Non qu'en examinant les choses de près, l'esprit humain ait en réalité deux procédés entièrement distincts. Il s'agit toujours en définitive pour notre entendement d'arriver à l'inconnu par le connu; l'induction peut être au fond ramenée au syllogisme, moins la forme que l'école lui a donnée, car la proposition qui résulte des faits observés devient comme une véritable majeure dialectique. Mais n'importe, on voit combien diffère le résultat selon la manière dont se pose cette majeure et le fondement qu'on lui donne. Ne serait-ce pas là l'origine de cette défectuosité du jugement qu'on remarque parfois chez certains esprits livrés d'habitude à l'abstraction? Ainsi, on dit communément des mathématiciens qu'ils n'ont pas toujours l'esprit juste dans les questions étrangères à la science du calcul (IX); il n'est pourtant

pas de raisonnements plus exacts, plus rigoureux que ceux qui s'obtiennent par la voie des mathématiques; mais dans les matières où l'on arrive à la certitude par l'induction tirée des faits, les hommes livrés à cette étude sont naturellement enclins à s'appuyer surtout de principes abstraits, analogues à ceux qui leur servent habituellement de règle et s'écartent ainsi de la méthode inductive. Ils ne raisonnent pas mal, mais c'est la base de leur raisonnement qui n'est pas bonne.

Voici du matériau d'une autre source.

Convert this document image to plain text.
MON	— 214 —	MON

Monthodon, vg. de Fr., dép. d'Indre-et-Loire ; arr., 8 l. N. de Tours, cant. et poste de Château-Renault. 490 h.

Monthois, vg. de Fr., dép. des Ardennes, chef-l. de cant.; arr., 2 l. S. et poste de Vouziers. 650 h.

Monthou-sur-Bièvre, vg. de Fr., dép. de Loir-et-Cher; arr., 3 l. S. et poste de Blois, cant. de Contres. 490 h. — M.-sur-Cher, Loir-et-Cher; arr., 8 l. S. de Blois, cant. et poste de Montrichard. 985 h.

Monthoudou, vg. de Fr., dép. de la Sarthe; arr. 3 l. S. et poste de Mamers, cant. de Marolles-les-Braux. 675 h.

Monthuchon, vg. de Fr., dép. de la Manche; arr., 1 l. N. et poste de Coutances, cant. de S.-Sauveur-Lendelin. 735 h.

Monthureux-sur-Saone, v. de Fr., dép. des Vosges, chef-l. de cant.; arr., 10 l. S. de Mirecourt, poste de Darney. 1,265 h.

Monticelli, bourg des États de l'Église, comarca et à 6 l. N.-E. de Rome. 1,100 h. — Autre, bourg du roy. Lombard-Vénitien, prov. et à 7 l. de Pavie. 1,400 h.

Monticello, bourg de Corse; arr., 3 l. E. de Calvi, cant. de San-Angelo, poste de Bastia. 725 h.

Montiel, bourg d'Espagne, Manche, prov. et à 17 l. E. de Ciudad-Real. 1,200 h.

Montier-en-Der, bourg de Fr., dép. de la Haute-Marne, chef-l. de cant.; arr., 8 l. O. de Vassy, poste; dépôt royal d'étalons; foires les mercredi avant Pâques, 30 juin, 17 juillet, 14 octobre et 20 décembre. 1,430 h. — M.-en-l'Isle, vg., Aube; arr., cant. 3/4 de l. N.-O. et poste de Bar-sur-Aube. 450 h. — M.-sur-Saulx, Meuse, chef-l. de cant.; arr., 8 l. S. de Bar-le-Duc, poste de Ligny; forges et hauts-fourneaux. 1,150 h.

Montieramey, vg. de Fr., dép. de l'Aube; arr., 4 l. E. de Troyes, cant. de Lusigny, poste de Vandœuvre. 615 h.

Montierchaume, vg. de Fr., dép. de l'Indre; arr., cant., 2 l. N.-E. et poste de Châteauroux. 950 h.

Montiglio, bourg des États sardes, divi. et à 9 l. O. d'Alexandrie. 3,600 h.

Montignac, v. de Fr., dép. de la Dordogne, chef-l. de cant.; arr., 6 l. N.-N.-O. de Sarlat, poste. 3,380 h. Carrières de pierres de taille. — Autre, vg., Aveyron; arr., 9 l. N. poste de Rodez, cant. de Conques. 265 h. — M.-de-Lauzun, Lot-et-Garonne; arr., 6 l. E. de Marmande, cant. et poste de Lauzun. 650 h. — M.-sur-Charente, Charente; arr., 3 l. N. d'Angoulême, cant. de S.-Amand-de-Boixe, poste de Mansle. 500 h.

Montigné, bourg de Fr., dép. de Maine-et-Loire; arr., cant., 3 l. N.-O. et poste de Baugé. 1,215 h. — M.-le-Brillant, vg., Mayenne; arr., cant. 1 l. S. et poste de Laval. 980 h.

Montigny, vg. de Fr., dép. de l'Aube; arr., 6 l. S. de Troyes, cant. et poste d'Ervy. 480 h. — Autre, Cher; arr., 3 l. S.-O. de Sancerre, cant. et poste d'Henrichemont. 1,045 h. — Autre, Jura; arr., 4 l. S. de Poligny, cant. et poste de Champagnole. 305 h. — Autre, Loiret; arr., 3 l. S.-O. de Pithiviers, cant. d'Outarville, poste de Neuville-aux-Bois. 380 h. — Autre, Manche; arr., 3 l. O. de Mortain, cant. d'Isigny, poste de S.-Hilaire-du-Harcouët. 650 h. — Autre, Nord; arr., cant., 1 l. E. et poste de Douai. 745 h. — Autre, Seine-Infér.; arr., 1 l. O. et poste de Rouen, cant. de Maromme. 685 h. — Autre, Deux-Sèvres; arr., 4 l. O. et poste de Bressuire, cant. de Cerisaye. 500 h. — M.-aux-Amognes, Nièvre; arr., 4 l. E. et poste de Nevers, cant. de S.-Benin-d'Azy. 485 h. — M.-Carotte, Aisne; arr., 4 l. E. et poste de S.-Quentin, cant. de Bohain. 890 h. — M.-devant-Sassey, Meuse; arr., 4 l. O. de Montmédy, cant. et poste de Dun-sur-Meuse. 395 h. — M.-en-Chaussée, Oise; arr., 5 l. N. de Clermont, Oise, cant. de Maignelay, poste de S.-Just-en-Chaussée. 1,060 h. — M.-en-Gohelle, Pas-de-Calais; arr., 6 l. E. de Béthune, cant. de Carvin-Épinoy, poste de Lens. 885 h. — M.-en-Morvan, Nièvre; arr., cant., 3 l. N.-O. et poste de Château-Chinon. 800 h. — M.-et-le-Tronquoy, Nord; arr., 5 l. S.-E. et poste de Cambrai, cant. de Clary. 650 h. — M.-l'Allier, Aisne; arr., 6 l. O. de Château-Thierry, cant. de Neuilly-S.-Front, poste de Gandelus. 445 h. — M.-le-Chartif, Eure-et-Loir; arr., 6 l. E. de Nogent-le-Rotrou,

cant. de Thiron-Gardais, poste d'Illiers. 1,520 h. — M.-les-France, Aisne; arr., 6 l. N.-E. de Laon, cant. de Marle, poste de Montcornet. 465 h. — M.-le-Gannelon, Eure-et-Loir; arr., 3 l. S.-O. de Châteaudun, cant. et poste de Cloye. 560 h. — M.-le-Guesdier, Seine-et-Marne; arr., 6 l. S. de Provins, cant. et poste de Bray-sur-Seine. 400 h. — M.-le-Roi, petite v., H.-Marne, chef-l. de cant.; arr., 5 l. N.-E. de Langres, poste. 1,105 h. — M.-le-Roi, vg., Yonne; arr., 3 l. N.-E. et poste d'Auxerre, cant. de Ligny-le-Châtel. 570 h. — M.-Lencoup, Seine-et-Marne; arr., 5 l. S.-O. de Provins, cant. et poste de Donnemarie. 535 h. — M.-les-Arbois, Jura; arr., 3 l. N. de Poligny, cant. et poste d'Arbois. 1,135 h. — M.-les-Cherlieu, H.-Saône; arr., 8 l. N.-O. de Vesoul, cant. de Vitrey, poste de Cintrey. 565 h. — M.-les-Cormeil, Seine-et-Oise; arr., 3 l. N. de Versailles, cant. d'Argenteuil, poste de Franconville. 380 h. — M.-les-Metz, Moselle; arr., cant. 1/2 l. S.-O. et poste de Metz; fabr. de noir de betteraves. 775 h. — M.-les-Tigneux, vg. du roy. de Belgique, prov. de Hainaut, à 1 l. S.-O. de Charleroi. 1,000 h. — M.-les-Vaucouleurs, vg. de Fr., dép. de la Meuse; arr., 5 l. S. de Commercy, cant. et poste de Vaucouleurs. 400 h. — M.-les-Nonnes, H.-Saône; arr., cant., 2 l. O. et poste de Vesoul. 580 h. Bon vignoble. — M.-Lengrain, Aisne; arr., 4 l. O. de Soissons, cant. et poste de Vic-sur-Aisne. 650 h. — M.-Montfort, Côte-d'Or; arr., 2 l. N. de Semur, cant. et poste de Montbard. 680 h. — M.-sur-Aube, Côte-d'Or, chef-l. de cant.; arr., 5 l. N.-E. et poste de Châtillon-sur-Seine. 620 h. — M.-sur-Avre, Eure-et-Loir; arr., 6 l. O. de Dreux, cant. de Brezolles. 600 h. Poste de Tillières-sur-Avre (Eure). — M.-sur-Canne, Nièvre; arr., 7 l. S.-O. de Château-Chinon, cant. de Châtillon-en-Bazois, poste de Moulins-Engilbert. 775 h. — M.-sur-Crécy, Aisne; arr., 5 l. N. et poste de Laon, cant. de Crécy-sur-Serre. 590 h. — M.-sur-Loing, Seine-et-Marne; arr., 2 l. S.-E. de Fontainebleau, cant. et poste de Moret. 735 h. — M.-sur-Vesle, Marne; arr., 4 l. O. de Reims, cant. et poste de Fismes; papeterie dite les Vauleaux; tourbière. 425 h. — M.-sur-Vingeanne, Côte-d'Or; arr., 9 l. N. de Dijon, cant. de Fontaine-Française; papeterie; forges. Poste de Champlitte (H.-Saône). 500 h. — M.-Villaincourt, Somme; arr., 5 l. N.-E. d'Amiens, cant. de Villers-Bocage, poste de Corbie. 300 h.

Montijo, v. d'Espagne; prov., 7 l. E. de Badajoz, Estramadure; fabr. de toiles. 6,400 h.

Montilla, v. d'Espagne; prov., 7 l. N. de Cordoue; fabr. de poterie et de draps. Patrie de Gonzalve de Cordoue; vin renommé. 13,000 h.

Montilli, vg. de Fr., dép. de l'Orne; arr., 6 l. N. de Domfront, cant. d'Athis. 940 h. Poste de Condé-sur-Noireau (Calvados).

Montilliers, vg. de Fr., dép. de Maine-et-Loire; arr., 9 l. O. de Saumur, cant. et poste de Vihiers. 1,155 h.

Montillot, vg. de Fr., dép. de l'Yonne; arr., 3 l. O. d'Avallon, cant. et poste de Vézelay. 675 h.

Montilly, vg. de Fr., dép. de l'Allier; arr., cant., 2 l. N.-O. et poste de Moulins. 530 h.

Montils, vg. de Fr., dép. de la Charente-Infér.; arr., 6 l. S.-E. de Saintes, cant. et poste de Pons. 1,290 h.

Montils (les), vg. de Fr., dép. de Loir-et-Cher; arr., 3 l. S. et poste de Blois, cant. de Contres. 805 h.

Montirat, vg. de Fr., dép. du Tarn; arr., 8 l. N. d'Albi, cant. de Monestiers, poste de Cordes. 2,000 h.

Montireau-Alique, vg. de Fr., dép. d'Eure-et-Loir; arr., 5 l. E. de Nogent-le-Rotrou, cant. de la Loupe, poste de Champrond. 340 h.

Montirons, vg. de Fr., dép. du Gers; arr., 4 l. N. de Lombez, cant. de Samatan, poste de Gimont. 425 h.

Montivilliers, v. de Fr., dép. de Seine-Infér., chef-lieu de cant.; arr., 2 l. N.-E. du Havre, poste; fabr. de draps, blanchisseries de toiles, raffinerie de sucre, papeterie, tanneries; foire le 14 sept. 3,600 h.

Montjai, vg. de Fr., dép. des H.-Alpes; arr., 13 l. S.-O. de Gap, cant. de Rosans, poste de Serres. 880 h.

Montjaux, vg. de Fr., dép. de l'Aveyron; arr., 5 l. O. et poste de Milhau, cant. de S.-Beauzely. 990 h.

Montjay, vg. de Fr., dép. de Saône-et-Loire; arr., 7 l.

Il faut insister sur ce point qui a souvent donné lieu à une étrange confusion. Nous prendrons ici pour guide, un commentateur habile de Bacon, dont les travaux politiques et économiques, sont en juste renom dans la patrie de l'illustre chancelier; il s'agit de M. Stuart Mill, et de son important ouvrage sur la logique, qui a également, à une époque toute récente, été favorablement accueilli du public anglais'. L'auteur ramène tout dans cet écrit, à l'induction; elle est pour lui la véritable base de nos jugements et il n'attribue qu'une valeur artificielle au syllogisme. C'est par l'induction tirée des faits bien observés et analysés, qu'on obtient la proposition générale, d'où naît la loi; ainsi, par exemple, nous avons vu et nous voyons successivement mourir tous les êtres vivants;

1. A System of logic ratiocinative and inductive. London, 1859.